たえて桜の

  • 土曜の窓, 特集
  • 2024年4月20日
たえて桜の

  期せずして、旅先で出合う桜ほど、心躍るものはない。

   今年最初の桜は、鹿児島県の中央部を流れる天降(あもり)川のほとりに咲く枝垂れだった。3月22日、すでに盛りは過ぎ、薄いピンクの花弁がはらはらと舞う。

   ここは、イザナギとイザナミが最初に産んだ不遇の子ヒルコ(蛭子)を療養のために船で流し、たどり着いたとされる神代からのいで湯の里。天降という名の通り、天孫降臨の”核心”に違いないと、前から訪れるチャンスをうかがっていた。温泉好きの西郷どんが通い、竜馬とおりょうが日本初の新婚旅行に訪れた島津の奥座敷でもある。桜島を一望する城山のホテルで開かれた業界団体の会議を早々に切り上げて、足を運んだかいがあった。

   3月30日、寒の戻りで京都の桜はどれもつぼみ。でも、もしかしたらと思いたち、出張先の烏丸御池のホテルを朝早く抜け出し、近くの六角堂(頂法寺)まで歩を進めた。

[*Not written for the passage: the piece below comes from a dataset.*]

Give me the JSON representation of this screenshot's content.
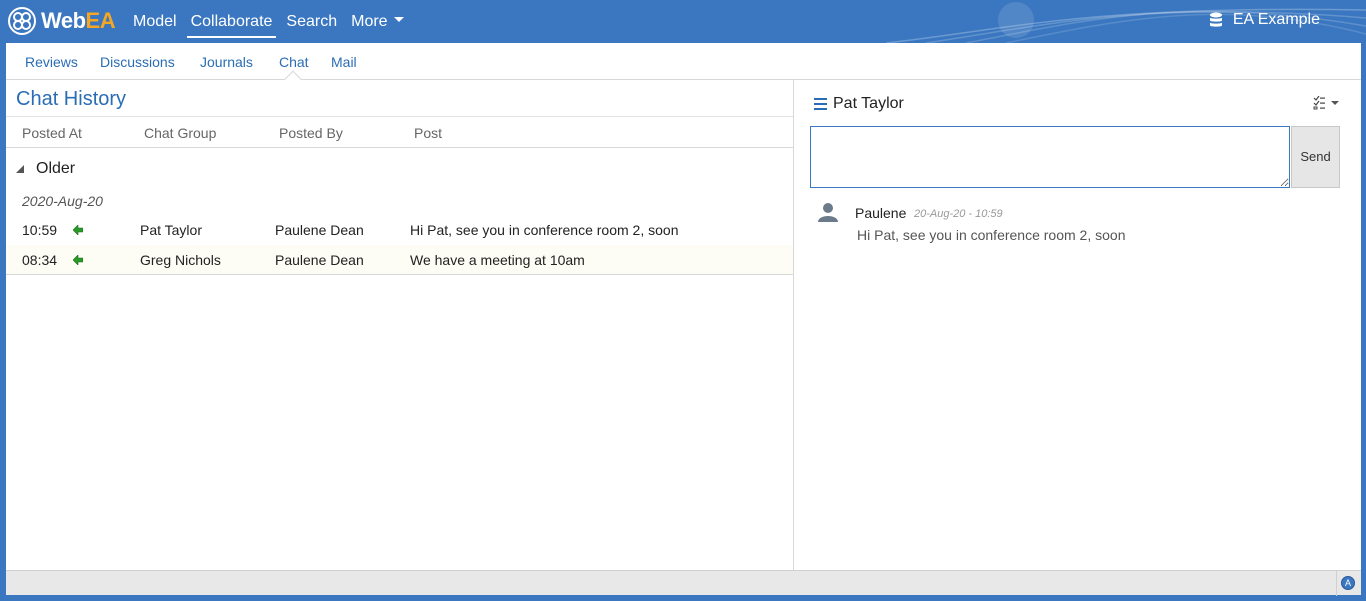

   ただでさえ狭い境内がインバウンドの群れですでにごった返していた。なんと!ここの枝垂れは八分咲き。おびただしい数のスマホを向けられて、桜がなんだか照れくさそう。ここは聖徳太子のお告げで、悩める親鸞が法然の元へと走るきっかけをつくった浄土真宗の聖地。でも風流とはほど遠い喧(けん)騒だ。境内の奥にひっそりと立つ親鸞聖人の像にぺこりと頭を垂れ、この場を早々に立ち去った。

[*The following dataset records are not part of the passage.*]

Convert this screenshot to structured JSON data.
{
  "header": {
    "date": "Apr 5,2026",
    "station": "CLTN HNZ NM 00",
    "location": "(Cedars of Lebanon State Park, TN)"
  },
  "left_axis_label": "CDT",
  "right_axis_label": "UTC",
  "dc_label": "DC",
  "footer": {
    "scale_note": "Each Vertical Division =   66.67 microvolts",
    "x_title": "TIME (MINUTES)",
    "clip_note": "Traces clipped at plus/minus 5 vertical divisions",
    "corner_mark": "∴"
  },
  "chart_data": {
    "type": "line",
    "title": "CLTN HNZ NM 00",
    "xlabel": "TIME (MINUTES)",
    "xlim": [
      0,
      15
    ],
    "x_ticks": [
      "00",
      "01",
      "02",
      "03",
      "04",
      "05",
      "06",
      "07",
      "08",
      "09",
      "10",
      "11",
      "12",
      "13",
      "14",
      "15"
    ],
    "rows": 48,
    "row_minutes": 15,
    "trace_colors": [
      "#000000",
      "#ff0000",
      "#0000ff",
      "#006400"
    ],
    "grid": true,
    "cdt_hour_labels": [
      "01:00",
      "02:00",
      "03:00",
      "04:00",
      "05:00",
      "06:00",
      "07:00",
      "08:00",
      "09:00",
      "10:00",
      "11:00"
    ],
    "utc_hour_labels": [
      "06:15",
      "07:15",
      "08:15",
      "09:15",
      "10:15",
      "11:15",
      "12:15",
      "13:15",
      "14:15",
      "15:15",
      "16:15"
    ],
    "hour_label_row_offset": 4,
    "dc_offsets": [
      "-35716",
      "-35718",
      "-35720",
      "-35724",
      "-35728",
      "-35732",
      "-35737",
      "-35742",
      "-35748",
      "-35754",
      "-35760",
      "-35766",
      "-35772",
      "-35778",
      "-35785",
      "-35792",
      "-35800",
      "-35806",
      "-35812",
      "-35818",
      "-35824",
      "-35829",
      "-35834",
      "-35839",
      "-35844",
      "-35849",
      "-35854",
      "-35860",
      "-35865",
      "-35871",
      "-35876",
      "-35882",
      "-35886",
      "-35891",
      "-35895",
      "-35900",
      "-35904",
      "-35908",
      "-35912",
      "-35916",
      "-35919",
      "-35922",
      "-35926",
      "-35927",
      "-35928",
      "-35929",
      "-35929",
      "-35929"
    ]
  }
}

   4月11日、当社主催のテックイベント「結」開催のため、福島県浪江町のRDMセンターにいた。大安吉日。この日に決めたのは、浪江町の請戸川に咲き乱れるソメイヨシノを多くの参加者に見てもらいたかったからだ。一度は諦めかけた開花。だが、数日前から急に暖気が戻り、一気に満開!狙い通りだ。

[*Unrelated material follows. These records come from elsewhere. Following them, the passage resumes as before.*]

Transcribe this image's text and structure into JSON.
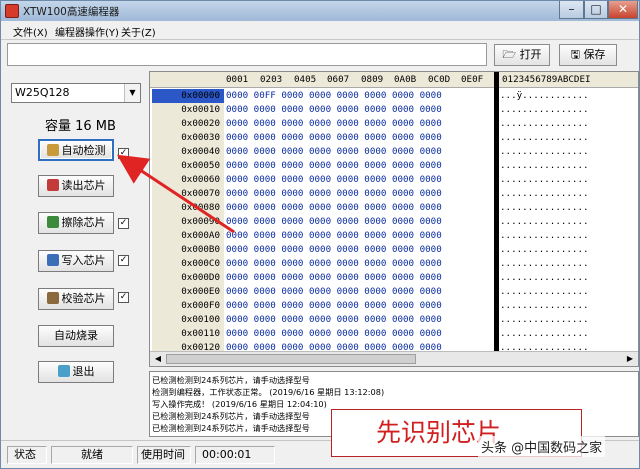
{
  "window": {
    "title": "XTW100高速编程器"
  },
  "menu": [
    "文件(X)",
    "编程器操作(Y)",
    "关于(Z)"
  ],
  "toolbar": {
    "open_label": "打开",
    "save_label": "保存"
  },
  "left": {
    "chip_selected": "W25Q128",
    "capacity": "容量 16 MB",
    "buttons": [
      {
        "label": "自动检测",
        "checked": true
      },
      {
        "label": "读出芯片",
        "checked": false
      },
      {
        "label": "擦除芯片",
        "checked": true
      },
      {
        "label": "写入芯片",
        "checked": true
      },
      {
        "label": "校验芯片",
        "checked": true
      },
      {
        "label": "自动烧录",
        "checked": false
      },
      {
        "label": "退出",
        "checked": false
      }
    ]
  },
  "hex": {
    "header_cols": [
      "0001",
      "0203",
      "0405",
      "0607",
      "0809",
      "0A0B",
      "0C0D",
      "0E0F"
    ],
    "ascii_header": "0123456789ABCDEI",
    "rows": [
      {
        "addr": "0x00000",
        "data": "0000 00FF 0000 0000 0000 0000 0000 0000",
        "ascii": "...ÿ............"
      },
      {
        "addr": "0x00010",
        "data": "0000 0000 0000 0000 0000 0000 0000 0000",
        "ascii": "................"
      },
      {
        "addr": "0x00020",
        "data": "0000 0000 0000 0000 0000 0000 0000 0000",
        "ascii": "................"
      },
      {
        "addr": "0x00030",
        "data": "0000 0000 0000 0000 0000 0000 0000 0000",
        "ascii": "................"
      },
      {
        "addr": "0x00040",
        "data": "0000 0000 0000 0000 0000 0000 0000 0000",
        "ascii": "................"
      },
      {
        "addr": "0x00050",
        "data": "0000 0000 0000 0000 0000 0000 0000 0000",
        "ascii": "................"
      },
      {
        "addr": "0x00060",
        "data": "0000 0000 0000 0000 0000 0000 0000 0000",
        "ascii": "................"
      },
      {
        "addr": "0x00070",
        "data": "0000 0000 0000 0000 0000 0000 0000 0000",
        "ascii": "................"
      },
      {
        "addr": "0x00080",
        "data": "0000 0000 0000 0000 0000 0000 0000 0000",
        "ascii": "................"
      },
      {
        "addr": "0x00090",
        "data": "0000 0000 0000 0000 0000 0000 0000 0000",
        "ascii": "................"
      },
      {
        "addr": "0x000A0",
        "data": "0000 0000 0000 0000 0000 0000 0000 0000",
        "ascii": "................"
      },
      {
        "addr": "0x000B0",
        "data": "0000 0000 0000 0000 0000 0000 0000 0000",
        "ascii": "................"
      },
      {
        "addr": "0x000C0",
        "data": "0000 0000 0000 0000 0000 0000 0000 0000",
        "ascii": "................"
      },
      {
        "addr": "0x000D0",
        "data": "0000 0000 0000 0000 0000 0000 0000 0000",
        "ascii": "................"
      },
      {
        "addr": "0x000E0",
        "data": "0000 0000 0000 0000 0000 0000 0000 0000",
        "ascii": "................"
      },
      {
        "addr": "0x000F0",
        "data": "0000 0000 0000 0000 0000 0000 0000 0000",
        "ascii": "................"
      },
      {
        "addr": "0x00100",
        "data": "0000 0000 0000 0000 0000 0000 0000 0000",
        "ascii": "................"
      },
      {
        "addr": "0x00110",
        "data": "0000 0000 0000 0000 0000 0000 0000 0000",
        "ascii": "................"
      },
      {
        "addr": "0x00120",
        "data": "0000 0000 0000 0000 0000 0000 0000 0000",
        "ascii": "................"
      }
    ]
  },
  "log": [
    "已检测检测到24系列芯片，请手动选择型号",
    "检测到编程器，工作状态正常。 (2019/6/16 星期日 13:12:08)",
    "写入操作完成！ (2019/6/16 星期日 12:04:10)",
    "已检测检测到24系列芯片，请手动选择型号",
    "已检测检测到24系列芯片，请手动选择型号"
  ],
  "overlay_label": "先识别芯片",
  "watermark": "头条 @中国数码之家",
  "status": {
    "label": "状态",
    "value": "就绪",
    "time_label": "使用时间",
    "time_value": "00:00:01"
  },
  "colors": {
    "accent_red": "#d12020",
    "hex_blue": "#0a2da0",
    "selection": "#2b57c7"
  }
}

   翌日、業界の仲間たち40人を引き連れて東京電力福島第1原発の視察に訪れた。ガイガーカウンターを着け、厳重なセキュリティーを経て、水素爆発した1号機の前までバスで移動する道すがら目に飛び込んできたのは、これ以上ない満満開のソメイヨシノ。汚染水を入れるタンクを大量に設置するため、構内の樹木はほぼ伐採されたが、廃炉作業員の憩いのために主要道路の桜並木だけは切らずに残されたという。未曽有の事故の現場に咲くからか、その美しさは格別だった。

   5月1日、私たちは静内(新ひだか町)に行く。創業の地である静内の構内には、当家の出身である金砂郷(茨城県常陸太田市)の古社、西金砂神社よりご遷座した北山王金砂神社がある。会社の守り神である北山王さんの大神様に二十間道路までみこしでご動座いただき、一直線に7キロ続くエゾヤマザクラを一緒にめでる歓桜祭を毎年開いている。

   今年は早いと23日に定めた祭の日取りだが、寒の戻りで5月1日にセットバック。そうしたら異常な暖気の到来だ。当日は葉桜を眺めることになりかねない状況。

   世の中にたえて桜のなかりせば

   春の心はのどけからまし

  ほんと、在原業平の言う通りである。